When considering ECO codes and opening names you should always keep in mind that the engines playing can influence these, especially when the book sequence is relatively short. For Cato's favorite length of 16 plys the opening is almost always determined by the book. So, mostly Cato's fault as it should be.
ECO, first letter
Entropy = 4.92
Close to a uniform distribution, some preference to Sicilians and flank openings, closed games a little under-represented.
ECO, full code
There are 500 different ECO codes. The entropy of the ECO codes in the list is 246.9, covering 312 different codes out of the possible 500. The most frequent ECO codes are
- B90 Sicilian Najdorf, 20 times
- B12 Caro-Kann defense, 14 times
- B80 Sicilian Scheveningen, 14 times
- C02 French advance, 14 times
- C45 Scotch, 14 times
In the under-represented openings we find:
- Gruenfeld defense (D80-D99), only 7/20 codes represented.

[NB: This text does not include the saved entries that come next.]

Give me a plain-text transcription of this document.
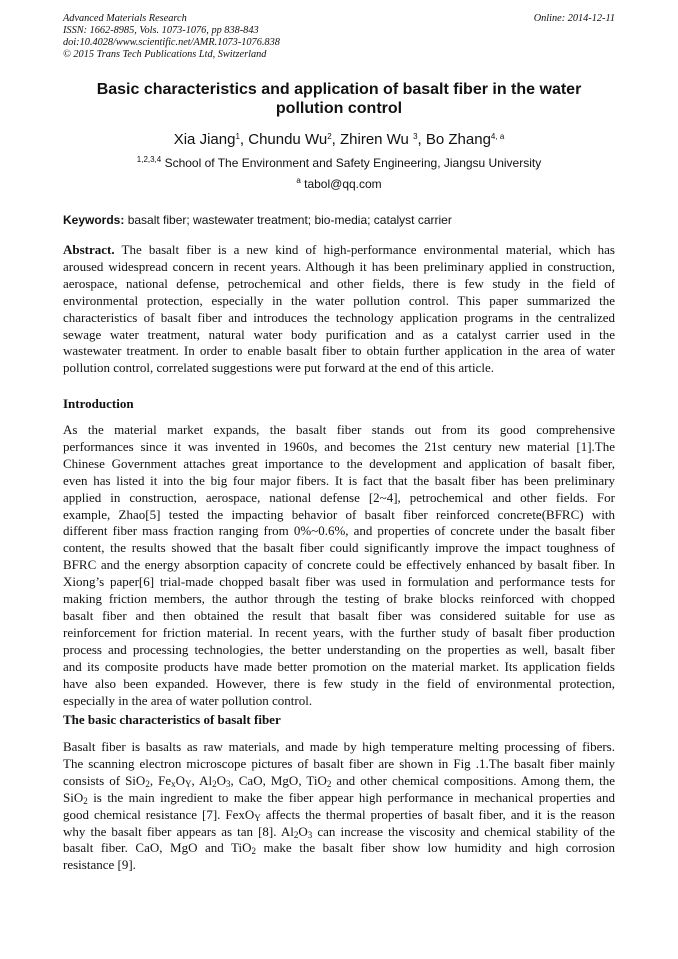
Advanced Materials Research
ISSN: 1662-8985, Vols. 1073-1076, pp 838-843
doi:10.4028/www.scientific.net/AMR.1073-1076.838
© 2015 Trans Tech Publications Ltd, Switzerland
Online: 2014-12-11
Basic characteristics and application of basalt fiber in the water
pollution control
Xia Jiang$^1$, Chundu Wu$^2$, Zhiren Wu $^3$, Bo Zhang$^{4, a}$
$^{1,2,3,4}$ School of The Environment and Safety Engineering, Jiangsu University
$^a$ tabol@qq.com
Keywords: basalt fiber; wastewater treatment; bio-media; catalyst carrier
Abstract. The basalt fiber is a new kind of high-performance environmental material, which has
aroused widespread concern in recent years. Although it has been preliminary applied in construction,
aerospace, national defense, petrochemical and other fields, there is few study in the field of
environmental protection, especially in the water pollution control. This paper summarized the
characteristics of basalt fiber and introduces the technology application programs in the centralized
sewage water treatment, natural water body purification and as a catalyst carrier used in the
wastewater treatment. In order to enable basalt fiber to obtain further application in the area of water
pollution control, correlated suggestions were put forward at the end of this article.
Introduction
As the material market expands, the basalt fiber stands out from its good comprehensive
performances since it was invented in 1960s, and becomes the 21st century new material [1].The
Chinese Government attaches great importance to the development and application of basalt fiber,
even has listed it into the big four major fibers. It is fact that the basalt fiber has been preliminary
applied in construction, aerospace, national defense [2~4], petrochemical and other fields. For
example, Zhao[5] tested the impacting behavior of basalt fiber reinforced concrete(BFRC) with
different fiber mass fraction ranging from 0%~0.6%, and properties of concrete under the basalt fiber
content, the results showed that the basalt fiber could significantly improve the impact toughness of
BFRC and the energy absorption capacity of concrete could be effectively enhanced by basalt fiber. In
Xiong’s paper[6] trial-made chopped basalt fiber was used in formulation and performance tests for
making friction members, the author through the testing of brake blocks reinforced with chopped
basalt fiber and then obtained the result that basalt fiber was considered suitable for use as
reinforcement for friction material. In recent years, with the further study of basalt fiber production
process and processing technologies, the better understanding on the properties as well, basalt fiber
and its composite products have made better promotion on the material market. Its application fields
have also been expanded. However, there is few study in the field of environmental protection,
especially in the area of water pollution control.
The basic characteristics of basalt fiber
Basalt fiber is basalts as raw materials, and made by high temperature melting processing of fibers.
The scanning electron microscope pictures of basalt fiber are shown in Fig .1.The basalt fiber mainly
consists of SiO$_2$, $Fe_xO_Y$, $Al_2O_3$, CaO, MgO, TiO$_2$ and other chemical compositions. Among them, the
SiO$_2$ is the main ingredient to make the fiber appear high performance in mechanical properties and
good chemical resistance [7]. FexO$_Y$ affects the thermal properties of basalt fiber, and it is the reason
why the basalt fiber appears as tan [8]. $Al_2O_3$ can increase the viscosity and chemical stability of the
basalt fiber. CaO, MgO and TiO$_2$ make the basalt fiber show low humidity and high corrosion
resistance [9].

- King's Gambit (C30-C39), 4/10 represented.
- Ruy Lopez (C60-C99), 19/40 represented.
Opening, full name
Analyzing the full opening names including opening variants, we find there is a much more uniform distribution. The entropy is 573.3, with 618 distinct openings. The most repeated opening variants are:
- Dutch: 2.c4 Nf6 3.g3 e6 5.Nf3 d5 6.O-O Bd6, 8 times
- Trompowsky: 2...Ne4 3.Bf4 c5 4.f3 Qa5+ 5.c3 Nf6 6.d5, 8 times
- Neo-Grֳuenfeld: Alekhine's, 7.Be3 O-O, 6 times
- Pirc: 4.Be3, 150 Attack, 6 times
- Sicilian: Kan, Polugaevsky, 6.Nb3 Ba7, 6 times
- Sicilian: Najdorf, 6.f3, 6 times
If we look at the full book sequences, there are 618 distinct sequences out of 623 game pairs, with entropy 616.3. Only 5 book sequences are repeated in two game pairs.
I truncated the book sequences at fixed lengths to measure the expansion as the length increases. For short lengths I also list the most frequent sequences.
After 2 plys the entropy is only 12.74, a total of 34 sequences for 622 game pairs. The leading sequences are:
- 1. d4 Nf6, 24.4%
- 1. e4 c5, 18.2%
- 1. e4 e5, 10.3%
- 1. d4 d5, 10.1%
- 1. e4 e6 , 6.9%
- 1. d4 Nf6 2. c4 g6, 8.2%
- 1. e4 c5 2. Nf3 d6, 8.0%
- 1. e4 e5 2. Nf3 Nc6, 7.6%
- 1. d4 Nf6 2. c4 e6 , 7.1%
- 1. e4 e6 2. d4 d5, 6.1%
- 1. e4 c5 2. Nf3 d6 3. d4 cxd4, 6.8%
- 1. d4 Nf6 2. c4 g6 3. Nc3 Bg7, 4.8%
- 1. d4 Nf6 2. c4 e6 3. Nc3 Bb4, 3.4%
- 1. e4 e5 2. Nf3 Nc6 3. Bb5 a6, 3.4%
- 1. e4 c5 2. Nf3 e6 3. d4 cxd4, 3.2%
- 1. e4 c5 2. Nf3 Nc6 3. d4 cxd4, 3.2%
After 10 plys the entropy is 328.0, a total of 432 sequences for 587 game pairs.
After 12 plys the entropy is 442.5, a total of 487 sequences for 575 game pairs.
After 16 plys the entropy is 523.4, a total of 530 sequences for 543 game pairs.